Dick realized she was drunk. “Let's go home,” he said.
They walked stiff-legged downhill to their house. “Reminds me of my stewardess days,” Cassie said. “Walking down the aisle while the plane was climbing. Gave all the ginks a good look at the equipment.”
“How long has this been going on?” Dick said.
“Not long. Let's have dinner and argue later, when the kids are in bed.”

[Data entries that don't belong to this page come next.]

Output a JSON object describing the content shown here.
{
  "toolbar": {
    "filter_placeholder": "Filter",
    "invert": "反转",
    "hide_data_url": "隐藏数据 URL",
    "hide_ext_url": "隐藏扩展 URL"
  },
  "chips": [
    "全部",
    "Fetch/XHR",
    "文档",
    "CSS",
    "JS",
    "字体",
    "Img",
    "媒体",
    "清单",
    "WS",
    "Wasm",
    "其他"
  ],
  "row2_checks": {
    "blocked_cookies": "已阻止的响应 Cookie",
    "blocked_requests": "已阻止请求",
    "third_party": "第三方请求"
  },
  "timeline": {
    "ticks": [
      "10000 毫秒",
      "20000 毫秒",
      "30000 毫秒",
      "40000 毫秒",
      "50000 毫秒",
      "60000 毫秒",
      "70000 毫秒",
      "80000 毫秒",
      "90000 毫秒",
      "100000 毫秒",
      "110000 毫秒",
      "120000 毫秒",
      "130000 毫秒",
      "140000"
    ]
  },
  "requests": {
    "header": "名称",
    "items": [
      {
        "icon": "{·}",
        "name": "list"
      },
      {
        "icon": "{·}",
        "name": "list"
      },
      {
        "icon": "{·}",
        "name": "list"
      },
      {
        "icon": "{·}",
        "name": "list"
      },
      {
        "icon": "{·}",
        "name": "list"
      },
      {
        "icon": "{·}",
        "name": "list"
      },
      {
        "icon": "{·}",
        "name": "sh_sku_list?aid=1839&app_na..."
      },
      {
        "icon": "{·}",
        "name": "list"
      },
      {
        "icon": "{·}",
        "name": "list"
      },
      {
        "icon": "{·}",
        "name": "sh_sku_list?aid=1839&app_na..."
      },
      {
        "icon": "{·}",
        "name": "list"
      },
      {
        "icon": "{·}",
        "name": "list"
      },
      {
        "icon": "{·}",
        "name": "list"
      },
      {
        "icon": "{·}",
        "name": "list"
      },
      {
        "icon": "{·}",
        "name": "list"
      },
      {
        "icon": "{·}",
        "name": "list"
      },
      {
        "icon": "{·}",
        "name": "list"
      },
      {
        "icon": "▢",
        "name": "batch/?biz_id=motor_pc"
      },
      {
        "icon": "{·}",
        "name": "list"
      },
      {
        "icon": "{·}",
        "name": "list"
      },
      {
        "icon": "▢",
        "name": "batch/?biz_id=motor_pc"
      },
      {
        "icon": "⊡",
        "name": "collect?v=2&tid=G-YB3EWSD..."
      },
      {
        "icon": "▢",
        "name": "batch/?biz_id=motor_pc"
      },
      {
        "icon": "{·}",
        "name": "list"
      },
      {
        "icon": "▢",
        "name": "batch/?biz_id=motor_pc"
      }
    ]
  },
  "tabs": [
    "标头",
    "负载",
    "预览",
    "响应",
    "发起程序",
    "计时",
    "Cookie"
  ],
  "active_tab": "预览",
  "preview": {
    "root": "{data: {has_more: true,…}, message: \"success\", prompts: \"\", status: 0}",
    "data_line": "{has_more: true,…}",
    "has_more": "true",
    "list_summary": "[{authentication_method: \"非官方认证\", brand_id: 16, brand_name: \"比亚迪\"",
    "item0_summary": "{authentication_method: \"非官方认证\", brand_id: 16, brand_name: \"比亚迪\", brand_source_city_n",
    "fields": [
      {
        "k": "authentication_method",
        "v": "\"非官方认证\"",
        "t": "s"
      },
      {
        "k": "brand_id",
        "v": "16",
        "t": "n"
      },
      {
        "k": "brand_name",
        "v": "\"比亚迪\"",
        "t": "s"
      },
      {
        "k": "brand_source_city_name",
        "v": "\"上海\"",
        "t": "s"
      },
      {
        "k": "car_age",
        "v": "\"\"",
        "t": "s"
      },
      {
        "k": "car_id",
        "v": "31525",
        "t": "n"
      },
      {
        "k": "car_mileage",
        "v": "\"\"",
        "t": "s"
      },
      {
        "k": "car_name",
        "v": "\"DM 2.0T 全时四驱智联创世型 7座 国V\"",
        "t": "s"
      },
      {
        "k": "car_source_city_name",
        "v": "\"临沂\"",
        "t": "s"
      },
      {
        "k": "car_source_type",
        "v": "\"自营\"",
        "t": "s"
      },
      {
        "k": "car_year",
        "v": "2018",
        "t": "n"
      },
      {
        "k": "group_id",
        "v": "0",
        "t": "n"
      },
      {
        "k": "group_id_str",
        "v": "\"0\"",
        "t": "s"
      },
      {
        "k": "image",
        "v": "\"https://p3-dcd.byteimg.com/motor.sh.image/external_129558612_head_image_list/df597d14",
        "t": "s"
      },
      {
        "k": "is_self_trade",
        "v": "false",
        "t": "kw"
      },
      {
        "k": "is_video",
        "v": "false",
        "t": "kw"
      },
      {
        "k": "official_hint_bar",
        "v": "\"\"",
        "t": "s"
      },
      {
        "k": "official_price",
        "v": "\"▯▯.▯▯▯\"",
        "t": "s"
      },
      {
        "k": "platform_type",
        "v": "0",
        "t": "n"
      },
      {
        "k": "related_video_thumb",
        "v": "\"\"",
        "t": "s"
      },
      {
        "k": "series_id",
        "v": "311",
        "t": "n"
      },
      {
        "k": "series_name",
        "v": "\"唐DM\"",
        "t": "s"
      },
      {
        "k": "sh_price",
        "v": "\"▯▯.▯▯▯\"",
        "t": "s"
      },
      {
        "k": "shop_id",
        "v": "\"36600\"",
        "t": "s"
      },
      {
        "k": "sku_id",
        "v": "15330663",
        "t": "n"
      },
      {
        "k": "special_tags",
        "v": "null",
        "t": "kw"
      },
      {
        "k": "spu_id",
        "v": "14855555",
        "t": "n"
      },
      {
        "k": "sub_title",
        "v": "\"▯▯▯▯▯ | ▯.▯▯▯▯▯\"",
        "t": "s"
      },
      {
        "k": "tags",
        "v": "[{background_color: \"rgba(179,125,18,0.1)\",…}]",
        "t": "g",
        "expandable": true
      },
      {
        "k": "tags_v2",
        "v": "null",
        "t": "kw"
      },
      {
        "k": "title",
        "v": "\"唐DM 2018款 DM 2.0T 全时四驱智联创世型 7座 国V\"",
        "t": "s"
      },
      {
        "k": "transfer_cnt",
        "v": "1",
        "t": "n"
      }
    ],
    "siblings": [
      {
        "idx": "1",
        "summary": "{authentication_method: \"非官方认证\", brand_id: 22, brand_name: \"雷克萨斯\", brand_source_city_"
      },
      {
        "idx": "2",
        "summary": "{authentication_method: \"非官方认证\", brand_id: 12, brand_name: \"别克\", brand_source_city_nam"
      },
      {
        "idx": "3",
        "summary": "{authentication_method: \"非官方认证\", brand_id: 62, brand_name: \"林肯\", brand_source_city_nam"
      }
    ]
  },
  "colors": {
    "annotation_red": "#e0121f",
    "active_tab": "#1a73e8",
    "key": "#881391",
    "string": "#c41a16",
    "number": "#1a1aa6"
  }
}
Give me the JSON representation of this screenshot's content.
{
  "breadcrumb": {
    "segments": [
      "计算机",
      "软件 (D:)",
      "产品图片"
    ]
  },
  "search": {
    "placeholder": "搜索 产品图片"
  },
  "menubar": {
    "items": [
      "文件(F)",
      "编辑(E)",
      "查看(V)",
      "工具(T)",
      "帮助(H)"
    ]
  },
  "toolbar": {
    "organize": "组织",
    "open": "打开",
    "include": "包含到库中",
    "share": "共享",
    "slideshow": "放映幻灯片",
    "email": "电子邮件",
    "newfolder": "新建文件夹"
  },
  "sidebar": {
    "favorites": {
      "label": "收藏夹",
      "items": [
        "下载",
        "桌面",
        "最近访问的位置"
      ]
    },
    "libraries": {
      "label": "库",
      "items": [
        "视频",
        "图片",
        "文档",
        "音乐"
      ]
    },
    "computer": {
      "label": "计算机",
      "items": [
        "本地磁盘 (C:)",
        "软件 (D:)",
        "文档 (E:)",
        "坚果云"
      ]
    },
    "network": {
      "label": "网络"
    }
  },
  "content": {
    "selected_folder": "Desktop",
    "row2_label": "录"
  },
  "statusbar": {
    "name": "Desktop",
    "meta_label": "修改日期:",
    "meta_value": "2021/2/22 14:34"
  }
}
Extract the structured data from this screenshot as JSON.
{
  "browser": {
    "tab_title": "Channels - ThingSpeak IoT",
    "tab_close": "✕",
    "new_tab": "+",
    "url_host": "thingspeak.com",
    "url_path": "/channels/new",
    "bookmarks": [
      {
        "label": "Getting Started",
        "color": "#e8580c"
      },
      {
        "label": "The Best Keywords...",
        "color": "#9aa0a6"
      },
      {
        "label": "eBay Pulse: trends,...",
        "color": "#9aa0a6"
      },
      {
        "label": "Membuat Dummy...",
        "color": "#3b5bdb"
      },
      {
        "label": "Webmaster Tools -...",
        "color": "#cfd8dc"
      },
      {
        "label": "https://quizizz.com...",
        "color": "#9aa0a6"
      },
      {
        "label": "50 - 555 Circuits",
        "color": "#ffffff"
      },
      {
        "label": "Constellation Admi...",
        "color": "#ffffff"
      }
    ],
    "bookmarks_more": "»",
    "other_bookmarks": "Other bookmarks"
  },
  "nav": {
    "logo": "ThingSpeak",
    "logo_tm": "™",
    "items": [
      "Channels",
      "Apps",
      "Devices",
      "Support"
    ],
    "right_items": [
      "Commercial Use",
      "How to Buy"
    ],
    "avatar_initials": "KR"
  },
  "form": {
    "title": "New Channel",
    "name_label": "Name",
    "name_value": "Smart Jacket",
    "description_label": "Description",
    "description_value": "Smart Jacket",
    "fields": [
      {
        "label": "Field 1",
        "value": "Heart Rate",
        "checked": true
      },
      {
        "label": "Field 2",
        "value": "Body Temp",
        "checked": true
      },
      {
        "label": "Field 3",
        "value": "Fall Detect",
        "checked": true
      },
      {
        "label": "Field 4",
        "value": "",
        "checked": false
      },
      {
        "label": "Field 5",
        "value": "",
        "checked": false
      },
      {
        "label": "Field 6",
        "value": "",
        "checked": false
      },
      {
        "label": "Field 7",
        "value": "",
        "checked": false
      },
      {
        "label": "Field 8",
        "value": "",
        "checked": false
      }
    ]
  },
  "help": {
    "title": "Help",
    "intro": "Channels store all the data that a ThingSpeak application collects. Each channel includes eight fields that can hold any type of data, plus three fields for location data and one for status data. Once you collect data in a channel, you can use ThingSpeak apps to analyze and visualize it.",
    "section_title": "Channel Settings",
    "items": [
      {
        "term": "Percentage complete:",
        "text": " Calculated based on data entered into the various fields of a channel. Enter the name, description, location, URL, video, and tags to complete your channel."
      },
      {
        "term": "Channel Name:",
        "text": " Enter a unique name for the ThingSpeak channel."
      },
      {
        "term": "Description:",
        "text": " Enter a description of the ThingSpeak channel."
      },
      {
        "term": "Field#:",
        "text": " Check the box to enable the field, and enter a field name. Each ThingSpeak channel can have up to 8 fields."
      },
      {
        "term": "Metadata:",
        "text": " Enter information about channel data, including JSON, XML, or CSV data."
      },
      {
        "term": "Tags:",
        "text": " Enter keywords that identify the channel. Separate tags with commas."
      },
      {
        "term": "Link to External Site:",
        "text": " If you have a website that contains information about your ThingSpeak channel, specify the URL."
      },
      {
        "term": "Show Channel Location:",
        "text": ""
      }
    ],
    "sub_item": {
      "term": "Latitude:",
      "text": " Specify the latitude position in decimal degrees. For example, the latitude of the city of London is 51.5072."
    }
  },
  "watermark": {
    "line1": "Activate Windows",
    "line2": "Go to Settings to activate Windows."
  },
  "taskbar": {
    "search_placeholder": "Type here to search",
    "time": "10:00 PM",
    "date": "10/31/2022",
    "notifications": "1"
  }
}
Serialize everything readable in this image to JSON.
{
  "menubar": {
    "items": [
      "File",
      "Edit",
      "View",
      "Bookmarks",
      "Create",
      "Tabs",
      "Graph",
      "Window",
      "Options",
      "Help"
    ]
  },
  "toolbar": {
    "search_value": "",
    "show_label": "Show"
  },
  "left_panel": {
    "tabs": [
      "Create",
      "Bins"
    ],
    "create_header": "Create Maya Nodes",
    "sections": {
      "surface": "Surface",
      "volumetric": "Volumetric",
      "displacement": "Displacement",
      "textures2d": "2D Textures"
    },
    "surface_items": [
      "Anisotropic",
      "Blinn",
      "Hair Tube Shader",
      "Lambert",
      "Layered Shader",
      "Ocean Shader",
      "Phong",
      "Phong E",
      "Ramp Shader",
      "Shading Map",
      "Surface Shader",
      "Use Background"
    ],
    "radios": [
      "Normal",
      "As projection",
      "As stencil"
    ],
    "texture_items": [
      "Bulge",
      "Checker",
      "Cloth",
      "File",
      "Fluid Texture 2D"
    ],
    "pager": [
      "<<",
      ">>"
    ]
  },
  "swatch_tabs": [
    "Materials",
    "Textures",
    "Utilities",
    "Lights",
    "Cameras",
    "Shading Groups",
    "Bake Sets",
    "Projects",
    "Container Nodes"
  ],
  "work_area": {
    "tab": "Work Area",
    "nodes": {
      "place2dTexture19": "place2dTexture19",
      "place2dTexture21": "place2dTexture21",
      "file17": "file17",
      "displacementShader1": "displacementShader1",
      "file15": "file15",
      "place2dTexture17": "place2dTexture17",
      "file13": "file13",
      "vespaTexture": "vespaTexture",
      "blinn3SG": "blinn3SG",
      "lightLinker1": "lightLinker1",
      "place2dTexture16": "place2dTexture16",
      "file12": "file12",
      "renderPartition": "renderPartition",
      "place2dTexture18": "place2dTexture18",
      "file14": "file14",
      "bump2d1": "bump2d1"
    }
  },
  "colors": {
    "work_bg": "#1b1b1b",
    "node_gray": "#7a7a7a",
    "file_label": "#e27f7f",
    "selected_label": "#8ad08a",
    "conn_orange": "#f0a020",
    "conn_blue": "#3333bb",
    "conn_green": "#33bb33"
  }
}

They struggled through dinner with the kids doing all the talking—mostly about school. Dick gave them a laundered version of visiting the White House, which impressed Jake. They watched a dramatization of Dickens's
A Christmas Carol
until nine o'clock. Unreality clawed at Dick's brain. In Washington Cliff Morris grieved for his son, blasted out of the sky by Russian missiles over Hanoi. He sat in California watching sentiments that moved nineteenth-century Londoners to tears, trying to think of what to say to his adulterous wife.
Cassie put the kids to bed. Dick waited in the living room. She finally appeared, a half glass of bourbon in her hand. He grabbed it away from her and threw it into the fireplace. Seeing her on the booze upset him more than her infidelity.
“Why?” he said. “That's what I want to know. Do you love him?”